Binge Drinking In First Three Months Is Irreversible
Posted Jan 22 2009 5:16pm
New research released today has revealed that if women drink in the first three months of pregnancy, it is most likely they would not benefit from giving up at that point.
A study found that the effects of drinking while pregnant are most prevalent in the first trimester, and after that the damage has already been done and cannot be reversed.
Drinking a lot in the first three months could result in a premature baby, however stopping could also bring on pre-term birth. These risks do not go away even if the mother gives up drinking.
The new findings further add to the confusing information about the safe levels of drinking during pregnancy. In March 2007 the National Institute for Clinical Excellence recommended no alcohol in the first three months, with one to two drinks after that being acceptable. This was in contrast to advice from the Department of Health which advised no drinking at all.
The issue is widely conflicted, with some experts believing there is no evidence to show light drinking has an adverse effect. This new study was carried out by the University of Oxford and the University of Western Australia, which included 4,700 women in Western Australia who gave birth between 1995 and 1997.
Scientists discovered that women who were binge drinking in the first trimester increases their risk of a premature birth by twice as much - even if they did not drink for the remaining time.
Similarly, stopping drinking could cause a “metabolic or inflammatory response” - i.e. pre-term birth. For some women, it is not uncommon to be unaware of their pregnancy for the first few months, so for them it could be too late to reverse the damage they did not even know they were causing.
The results were published in the British Journal of Obstetrics and Gynaecology and hammer home the importance to women who may be pregnant or who are trying to not drink at all. However, there still remains no proof that drinking lightly for the duration of pregnancy has any adverse effects.

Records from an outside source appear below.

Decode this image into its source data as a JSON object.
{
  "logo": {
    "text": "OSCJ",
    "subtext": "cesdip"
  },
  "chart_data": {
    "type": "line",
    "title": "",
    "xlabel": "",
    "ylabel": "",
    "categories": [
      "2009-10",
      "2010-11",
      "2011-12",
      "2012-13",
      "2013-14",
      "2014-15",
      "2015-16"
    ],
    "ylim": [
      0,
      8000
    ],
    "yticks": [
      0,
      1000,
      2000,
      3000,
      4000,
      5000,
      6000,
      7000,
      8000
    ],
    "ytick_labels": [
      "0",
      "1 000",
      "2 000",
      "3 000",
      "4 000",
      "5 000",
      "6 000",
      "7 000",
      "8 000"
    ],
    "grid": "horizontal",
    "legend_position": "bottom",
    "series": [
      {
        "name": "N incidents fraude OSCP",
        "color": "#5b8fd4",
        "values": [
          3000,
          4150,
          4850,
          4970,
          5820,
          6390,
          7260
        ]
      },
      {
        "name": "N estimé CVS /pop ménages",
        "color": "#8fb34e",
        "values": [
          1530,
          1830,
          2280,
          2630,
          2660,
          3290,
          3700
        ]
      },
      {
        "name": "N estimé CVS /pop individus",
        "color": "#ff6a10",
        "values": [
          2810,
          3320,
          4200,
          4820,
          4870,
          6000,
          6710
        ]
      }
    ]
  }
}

Colleen O’Leary, who led the study, said,
“Our research shows pregnant women who drink more than one to two standard drinks per occasion and more than six standard drinks per week increase their risk of having a premature baby, even if they stop drinking before the second trimester. The highest risk is for women who drink heavily or at binge levels – seven standard drinks a week or five drinks per occasion.”
Professor Philip Steer, editor of the BJOG, advised women who drink light amounts should not worry but the results of binge drinking are “sobering”.
“The damage is already done in the first three months. You can’t ‘catch up’ by stopping drinking in the later months. But if you are a normal person who drinks sensibly at low levels, there’s no evidence it will harm the baby,” he said.